Wihbey, an associate professor of journalism at Northeastern and director of the AI-Media Strategies Lab, says it’s important for the next generation to understand a technology that is “going to reshape, affect [and] transform news media, social, public relations and strategic communications.”

“Once you get over the initial awe and you get over the initial disappointment that they’re not perfect, you start to realize that these are unique tools, but they are tools,” Wihbey says. “They can make your life easier and you can do work more efficiently, but you have to be able to use them in a really smart and targeted way and know what they’re good at and what they’re not good at.”

In Wihbey’s graduate level course, students get exposed to ChatGPT, Claude, Gemini and other AI models in a variety of ways. They spend hours using these tools in “a sort of experiential education paradigm” that allows them “to learn to think like that model and … understand its strengths, its weaknesses [and] the limitations,” Wihbey says. 

Students take the time to learn and research potential use cases for AI in certain areas, like social media and journalism, but Wihbey emphasizes the value of putting those lessons to work. 

Part of the class involves partnering with nonprofits through Northeastern’s Service Learning program to find ways of integrating AI into their work. That could look like helping an organization map out a communications strategy or assembling historical archives.

“It has a sort of forcing function where you have to do something that’s not in the abstract but really think about how we would use these tools to make an impact in the real world with an organization that actually has needs,” Wihbey says. “That’s a terrific way of serving the community but also having a rich intellectual exercise and having that intellectual exercise might mean realizing that not everything is an AI problem.”

In another part of the class, Wihbey tasked his students with scoping out investigative stories that could potentially use AI. Students didn’t go as far as writing these stories, but they did pitch them to Jill Abramson, former executive editor of the New York Times and a distinguished professor of the practice at Northeastern.

Wihbey and his students approached all of their work with a “rigorous skepticism,” Wihbey says, acknowledging the pitfalls of the technology, like its tendency to hallucinate.

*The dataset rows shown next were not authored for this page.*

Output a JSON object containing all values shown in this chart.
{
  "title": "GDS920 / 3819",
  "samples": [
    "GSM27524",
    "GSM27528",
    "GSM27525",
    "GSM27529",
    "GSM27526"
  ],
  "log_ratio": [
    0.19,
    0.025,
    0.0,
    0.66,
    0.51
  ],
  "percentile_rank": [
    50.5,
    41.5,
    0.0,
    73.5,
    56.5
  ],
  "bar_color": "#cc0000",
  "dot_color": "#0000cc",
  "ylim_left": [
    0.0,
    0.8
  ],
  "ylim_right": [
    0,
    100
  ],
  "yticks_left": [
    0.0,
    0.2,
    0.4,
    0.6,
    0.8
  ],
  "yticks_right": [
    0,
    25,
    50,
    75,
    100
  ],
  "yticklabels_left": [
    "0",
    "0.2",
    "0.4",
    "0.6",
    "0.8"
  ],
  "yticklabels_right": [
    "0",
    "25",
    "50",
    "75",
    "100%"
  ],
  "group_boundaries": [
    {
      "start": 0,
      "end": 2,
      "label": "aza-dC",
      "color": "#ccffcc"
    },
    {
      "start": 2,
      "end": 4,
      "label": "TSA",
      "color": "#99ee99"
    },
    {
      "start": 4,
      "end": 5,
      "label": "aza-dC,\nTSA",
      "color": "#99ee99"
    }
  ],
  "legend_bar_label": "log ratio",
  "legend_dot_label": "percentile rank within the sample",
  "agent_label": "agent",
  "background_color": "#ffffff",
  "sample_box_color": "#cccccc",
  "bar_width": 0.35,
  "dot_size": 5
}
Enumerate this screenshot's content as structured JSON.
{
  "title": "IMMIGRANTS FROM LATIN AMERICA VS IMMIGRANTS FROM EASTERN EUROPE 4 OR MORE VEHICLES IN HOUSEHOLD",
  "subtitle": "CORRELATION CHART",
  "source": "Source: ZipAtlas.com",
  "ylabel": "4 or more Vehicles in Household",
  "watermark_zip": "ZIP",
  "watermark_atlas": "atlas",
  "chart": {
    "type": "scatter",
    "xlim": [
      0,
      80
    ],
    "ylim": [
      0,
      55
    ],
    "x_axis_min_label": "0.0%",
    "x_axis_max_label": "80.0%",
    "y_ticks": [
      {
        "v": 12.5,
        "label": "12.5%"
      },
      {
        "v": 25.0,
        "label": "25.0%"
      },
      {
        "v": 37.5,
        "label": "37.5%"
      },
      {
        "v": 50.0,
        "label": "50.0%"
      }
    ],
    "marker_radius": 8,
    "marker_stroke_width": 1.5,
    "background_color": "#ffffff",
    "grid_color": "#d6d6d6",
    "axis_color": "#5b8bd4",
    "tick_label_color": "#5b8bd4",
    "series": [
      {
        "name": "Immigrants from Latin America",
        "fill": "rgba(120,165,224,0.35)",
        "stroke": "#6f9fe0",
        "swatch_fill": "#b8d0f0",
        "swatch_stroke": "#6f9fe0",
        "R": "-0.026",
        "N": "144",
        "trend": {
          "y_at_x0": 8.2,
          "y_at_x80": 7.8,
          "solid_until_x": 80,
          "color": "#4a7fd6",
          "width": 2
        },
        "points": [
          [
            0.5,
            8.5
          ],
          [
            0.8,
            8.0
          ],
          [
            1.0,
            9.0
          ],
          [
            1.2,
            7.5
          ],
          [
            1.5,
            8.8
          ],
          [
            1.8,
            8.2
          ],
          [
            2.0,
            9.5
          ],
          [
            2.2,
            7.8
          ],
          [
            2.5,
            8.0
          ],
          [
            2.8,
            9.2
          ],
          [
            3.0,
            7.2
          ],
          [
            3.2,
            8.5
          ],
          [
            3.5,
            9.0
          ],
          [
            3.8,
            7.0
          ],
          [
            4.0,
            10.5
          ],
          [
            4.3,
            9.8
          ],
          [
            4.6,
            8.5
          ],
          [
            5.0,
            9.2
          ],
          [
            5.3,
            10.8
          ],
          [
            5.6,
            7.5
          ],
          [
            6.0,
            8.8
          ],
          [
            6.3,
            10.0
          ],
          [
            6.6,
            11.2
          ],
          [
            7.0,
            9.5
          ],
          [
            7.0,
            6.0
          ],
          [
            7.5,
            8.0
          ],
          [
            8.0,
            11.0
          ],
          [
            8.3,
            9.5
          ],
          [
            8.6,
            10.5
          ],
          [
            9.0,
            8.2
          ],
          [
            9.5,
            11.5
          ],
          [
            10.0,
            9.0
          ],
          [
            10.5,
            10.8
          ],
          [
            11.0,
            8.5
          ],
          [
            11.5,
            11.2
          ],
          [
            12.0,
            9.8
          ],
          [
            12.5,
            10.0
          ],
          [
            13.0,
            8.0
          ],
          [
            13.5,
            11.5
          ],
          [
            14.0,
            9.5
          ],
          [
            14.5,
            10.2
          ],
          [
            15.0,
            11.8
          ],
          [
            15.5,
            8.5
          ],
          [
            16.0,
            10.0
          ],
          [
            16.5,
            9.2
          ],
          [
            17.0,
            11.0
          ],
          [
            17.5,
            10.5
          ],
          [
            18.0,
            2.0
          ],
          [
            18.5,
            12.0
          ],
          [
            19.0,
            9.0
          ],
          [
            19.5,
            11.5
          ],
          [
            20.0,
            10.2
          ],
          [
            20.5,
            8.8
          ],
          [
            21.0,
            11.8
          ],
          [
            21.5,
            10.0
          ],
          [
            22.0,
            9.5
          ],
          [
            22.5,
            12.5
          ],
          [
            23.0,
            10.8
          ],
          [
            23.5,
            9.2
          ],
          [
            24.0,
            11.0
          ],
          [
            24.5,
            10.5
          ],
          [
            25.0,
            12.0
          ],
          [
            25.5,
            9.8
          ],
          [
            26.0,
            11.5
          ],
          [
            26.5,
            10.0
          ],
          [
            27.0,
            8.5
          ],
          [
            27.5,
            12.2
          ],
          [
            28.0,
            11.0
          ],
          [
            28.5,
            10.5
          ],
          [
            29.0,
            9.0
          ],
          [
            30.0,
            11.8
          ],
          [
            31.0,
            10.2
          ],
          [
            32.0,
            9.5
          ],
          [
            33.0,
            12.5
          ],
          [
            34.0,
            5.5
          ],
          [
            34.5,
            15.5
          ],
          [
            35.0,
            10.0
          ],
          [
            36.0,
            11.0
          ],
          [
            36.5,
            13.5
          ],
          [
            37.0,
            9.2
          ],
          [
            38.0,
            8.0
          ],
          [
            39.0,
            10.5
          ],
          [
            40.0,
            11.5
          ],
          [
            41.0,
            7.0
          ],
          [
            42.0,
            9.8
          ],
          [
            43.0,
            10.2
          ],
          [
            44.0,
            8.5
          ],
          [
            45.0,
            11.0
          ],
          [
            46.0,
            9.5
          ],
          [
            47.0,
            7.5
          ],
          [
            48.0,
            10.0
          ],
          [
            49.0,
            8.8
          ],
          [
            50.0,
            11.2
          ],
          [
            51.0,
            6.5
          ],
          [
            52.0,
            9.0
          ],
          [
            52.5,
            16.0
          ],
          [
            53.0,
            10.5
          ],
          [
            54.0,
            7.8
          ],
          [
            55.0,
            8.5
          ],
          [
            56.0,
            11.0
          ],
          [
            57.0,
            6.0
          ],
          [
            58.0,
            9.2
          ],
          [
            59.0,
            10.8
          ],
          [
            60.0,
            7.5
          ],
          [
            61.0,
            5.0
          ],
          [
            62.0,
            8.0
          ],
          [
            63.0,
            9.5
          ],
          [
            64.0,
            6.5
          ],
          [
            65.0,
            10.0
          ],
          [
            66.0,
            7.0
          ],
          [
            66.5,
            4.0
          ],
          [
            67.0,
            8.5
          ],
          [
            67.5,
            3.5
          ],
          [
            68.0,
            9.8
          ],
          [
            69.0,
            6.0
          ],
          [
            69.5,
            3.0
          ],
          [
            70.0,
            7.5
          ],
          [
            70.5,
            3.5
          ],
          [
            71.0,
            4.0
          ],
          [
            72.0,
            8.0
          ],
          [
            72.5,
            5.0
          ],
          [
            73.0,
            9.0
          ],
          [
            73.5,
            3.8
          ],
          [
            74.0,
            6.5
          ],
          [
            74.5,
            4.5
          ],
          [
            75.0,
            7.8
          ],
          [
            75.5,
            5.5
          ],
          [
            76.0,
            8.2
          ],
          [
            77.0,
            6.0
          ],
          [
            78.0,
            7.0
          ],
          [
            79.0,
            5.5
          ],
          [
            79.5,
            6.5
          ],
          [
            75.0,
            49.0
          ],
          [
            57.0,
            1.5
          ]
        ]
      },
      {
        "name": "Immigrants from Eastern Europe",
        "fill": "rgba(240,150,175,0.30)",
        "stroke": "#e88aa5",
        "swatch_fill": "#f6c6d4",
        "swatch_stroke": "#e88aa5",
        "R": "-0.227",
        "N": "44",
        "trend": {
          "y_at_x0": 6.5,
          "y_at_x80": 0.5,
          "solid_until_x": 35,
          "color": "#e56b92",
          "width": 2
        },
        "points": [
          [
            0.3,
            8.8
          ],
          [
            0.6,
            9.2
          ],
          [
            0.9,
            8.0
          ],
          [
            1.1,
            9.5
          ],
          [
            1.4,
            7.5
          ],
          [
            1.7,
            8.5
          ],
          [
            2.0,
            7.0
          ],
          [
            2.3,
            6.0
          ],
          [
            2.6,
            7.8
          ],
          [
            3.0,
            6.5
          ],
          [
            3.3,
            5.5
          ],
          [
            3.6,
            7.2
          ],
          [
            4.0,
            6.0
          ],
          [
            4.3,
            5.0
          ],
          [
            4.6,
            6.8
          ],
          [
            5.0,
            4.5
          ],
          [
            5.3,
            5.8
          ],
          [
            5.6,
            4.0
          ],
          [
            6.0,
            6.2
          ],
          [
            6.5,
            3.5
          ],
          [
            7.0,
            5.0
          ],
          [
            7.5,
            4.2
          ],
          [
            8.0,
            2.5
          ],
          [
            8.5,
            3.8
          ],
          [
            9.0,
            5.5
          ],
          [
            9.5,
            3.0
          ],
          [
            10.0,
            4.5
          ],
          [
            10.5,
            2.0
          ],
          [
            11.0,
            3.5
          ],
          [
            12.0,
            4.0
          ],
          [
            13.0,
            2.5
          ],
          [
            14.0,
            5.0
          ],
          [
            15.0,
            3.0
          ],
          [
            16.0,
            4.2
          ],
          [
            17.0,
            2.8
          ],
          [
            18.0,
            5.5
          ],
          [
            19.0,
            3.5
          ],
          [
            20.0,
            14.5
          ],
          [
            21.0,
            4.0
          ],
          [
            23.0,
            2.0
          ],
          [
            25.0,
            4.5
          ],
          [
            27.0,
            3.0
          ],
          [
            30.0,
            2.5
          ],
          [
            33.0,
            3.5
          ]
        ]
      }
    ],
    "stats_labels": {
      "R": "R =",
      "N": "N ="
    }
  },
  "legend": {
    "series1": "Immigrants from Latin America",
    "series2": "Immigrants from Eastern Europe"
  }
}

His class had to reckon with some of the questions that still exist around AI, including how much of what it produces belongs to a human or a machine. 

But Wihbey says these are the questions worth asking. He hopes his students are now better equipped to answer them.

“These are questions for every professional across the world and in almost every walk of life: Where is that line?” Wihbey says. “What we tried to do is just put in a lot of intellectual capital on our inputs and produce deliverables where it was substantively shaped by a lot of human thinking and a lot of craft and a lot of care and a lot of research. But the models are helping us in important ways, and I would like to think we learned more than we could’ve without them.”